Had some fun recording and making a video with my boys. They worked really hard on this but also had a ton of fun. Thanks to those who answered my post seeking video editor recommendations. Here is the resulting "masterpiece" LOL

Hope you enjoy.

TG


----------



## greco (Jul 15, 2007)

EXCELLENT! Well done!

CONGRATS to all the musicians, actors and videographer!


----------



## Alan Small (Dec 30, 2019)

Great playing by all!
(an excellent bass guitar too; I play the same)


----------



## traynor_garnet (Feb 22, 2006)

greco said:


> EXCELLENT! Well done!
> 
> CONGRATS to all the musicians, actors and videographer!

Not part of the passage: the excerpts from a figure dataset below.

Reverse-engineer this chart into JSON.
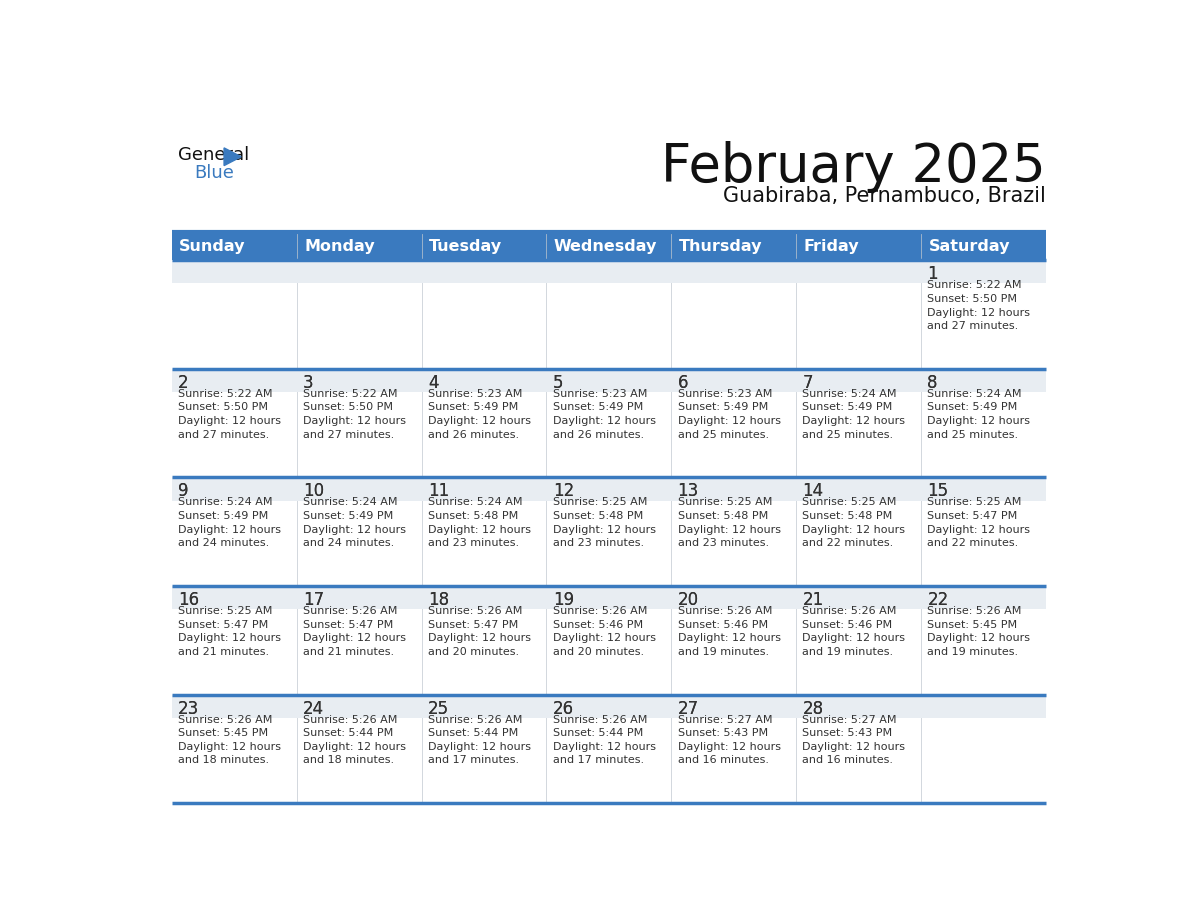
{
  "title": "February 2025",
  "subtitle": "Guabiraba, Pernambuco, Brazil",
  "days_of_week": [
    "Sunday",
    "Monday",
    "Tuesday",
    "Wednesday",
    "Thursday",
    "Friday",
    "Saturday"
  ],
  "header_bg": "#3a7abf",
  "header_text": "#ffffff",
  "cell_bg_gray": "#e8edf2",
  "cell_bg_white": "#ffffff",
  "day_number_color": "#333333",
  "info_text_color": "#333333",
  "border_color": "#3a7abf",
  "logo_triangle_color": "#3a7abf",
  "calendar_data": [
    [
      null,
      null,
      null,
      null,
      null,
      null,
      {
        "day": "1",
        "sunrise": "5:22 AM",
        "sunset": "5:50 PM",
        "daylight": "12 hours\nand 27 minutes."
      }
    ],
    [
      {
        "day": "2",
        "sunrise": "5:22 AM",
        "sunset": "5:50 PM",
        "daylight": "12 hours\nand 27 minutes."
      },
      {
        "day": "3",
        "sunrise": "5:22 AM",
        "sunset": "5:50 PM",
        "daylight": "12 hours\nand 27 minutes."
      },
      {
        "day": "4",
        "sunrise": "5:23 AM",
        "sunset": "5:49 PM",
        "daylight": "12 hours\nand 26 minutes."
      },
      {
        "day": "5",
        "sunrise": "5:23 AM",
        "sunset": "5:49 PM",
        "daylight": "12 hours\nand 26 minutes."
      },
      {
        "day": "6",
        "sunrise": "5:23 AM",
        "sunset": "5:49 PM",
        "daylight": "12 hours\nand 25 minutes."
      },
      {
        "day": "7",
        "sunrise": "5:24 AM",
        "sunset": "5:49 PM",
        "daylight": "12 hours\nand 25 minutes."
      },
      {
        "day": "8",
        "sunrise": "5:24 AM",
        "sunset": "5:49 PM",
        "daylight": "12 hours\nand 25 minutes."
      }
    ],
    [
      {
        "day": "9",
        "sunrise": "5:24 AM",
        "sunset": "5:49 PM",
        "daylight": "12 hours\nand 24 minutes."
      },
      {
        "day": "10",
        "sunrise": "5:24 AM",
        "sunset": "5:49 PM",
        "daylight": "12 hours\nand 24 minutes."
      },
      {
        "day": "11",
        "sunrise": "5:24 AM",
        "sunset": "5:48 PM",
        "daylight": "12 hours\nand 23 minutes."
      },
      {
        "day": "12",
        "sunrise": "5:25 AM",
        "sunset": "5:48 PM",
        "daylight": "12 hours\nand 23 minutes."
      },
      {
        "day": "13",
        "sunrise": "5:25 AM",
        "sunset": "5:48 PM",
        "daylight": "12 hours\nand 23 minutes."
      },
      {
        "day": "14",
        "sunrise": "5:25 AM",
        "sunset": "5:48 PM",
        "daylight": "12 hours\nand 22 minutes."
      },
      {
        "day": "15",
        "sunrise": "5:25 AM",
        "sunset": "5:47 PM",
        "daylight": "12 hours\nand 22 minutes."
      }
    ],
    [
      {
        "day": "16",
        "sunrise": "5:25 AM",
        "sunset": "5:47 PM",
        "daylight": "12 hours\nand 21 minutes."
      },
      {
        "day": "17",
        "sunrise": "5:26 AM",
        "sunset": "5:47 PM",
        "daylight": "12 hours\nand 21 minutes."
      },
      {
        "day": "18",
        "sunrise": "5:26 AM",
        "sunset": "5:47 PM",
        "daylight": "12 hours\nand 20 minutes."
      },
      {
        "day": "19",
        "sunrise": "5:26 AM",
        "sunset": "5:46 PM",
        "daylight": "12 hours\nand 20 minutes."
      },
      {
        "day": "20",
        "sunrise": "5:26 AM",
        "sunset": "5:46 PM",
        "daylight": "12 hours\nand 19 minutes."
      },
      {
        "day": "21",
        "sunrise": "5:26 AM",
        "sunset": "5:46 PM",
        "daylight": "12 hours\nand 19 minutes."
      },
      {
        "day": "22",
        "sunrise": "5:26 AM",
        "sunset": "5:45 PM",
        "daylight": "12 hours\nand 19 minutes."
      }
    ],
    [
      {
        "day": "23",
        "sunrise": "5:26 AM",
        "sunset": "5:45 PM",
        "daylight": "12 hours\nand 18 minutes."
      },
      {
        "day": "24",
        "sunrise": "5:26 AM",
        "sunset": "5:44 PM",
        "daylight": "12 hours\nand 18 minutes."
      },
      {
        "day": "25",
        "sunrise": "5:26 AM",
        "sunset": "5:44 PM",
        "daylight": "12 hours\nand 17 minutes."
      },
      {
        "day": "26",
        "sunrise": "5:26 AM",
        "sunset": "5:44 PM",
        "daylight": "12 hours\nand 17 minutes."
      },
      {
        "day": "27",
        "sunrise": "5:27 AM",
        "sunset": "5:43 PM",
        "daylight": "12 hours\nand 16 minutes."
      },
      {
        "day": "28",
        "sunrise": "5:27 AM",
        "sunset": "5:43 PM",
        "daylight": "12 hours\nand 16 minutes."
      },
      null
    ]
  ]
}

Thanks so much Greco! The greatest thing about making this is that my boys will have it forever. Hopefully they can show it to their kids and grand kids someday and smile.

TG


----------



## Grab n Go (May 1, 2013)

That was awesome! Looks like a fun project for everyone involved.


----------



## polyslax (May 15, 2020)

Awesome project and a fantastic snapshot for the boys to carry forward and, as you say, look back on fondly in the future.


----------



## isoneedacoffee (Oct 31, 2014)

Wow. That was awesome! Great playing by everyone, and the "fun" aspect of it all really came out in the video. And that's what playing music is about right? Clearly you were having fun. It's a great thing for kids to see music as a fun activity that they can produce and share with others as they get older. 

Extra points for being a fellow Leafs fan in Quebec!


----------



## KapnKrunch (Jul 13, 2016)

Great playing and singing. Super video! Love the bass. Excellent mastery of "tech" by the boys on the keys.

The event of my week so far. Thanks!!


----------



## traynor_garnet (Feb 22, 2006)

Wow, thanks everyone! It is so kind and generous of your to take the time to reply. I am glad the fun element shines through because I don't care if the boys become world class musicians or simply enjoy it as a hobby; I just want to instill a love of music and active creation (as opposed to passive consumption).

And I think we can all agree that in uniting my family with another Quebec based Leafs fan, the video has been tremendously successful! LMAO  

TG.


----------



## Chito (Feb 17, 2006)

Wow that was great! I"m jealous. And the video recording was excellent! Good job and hope the kids continue on with the music!


----------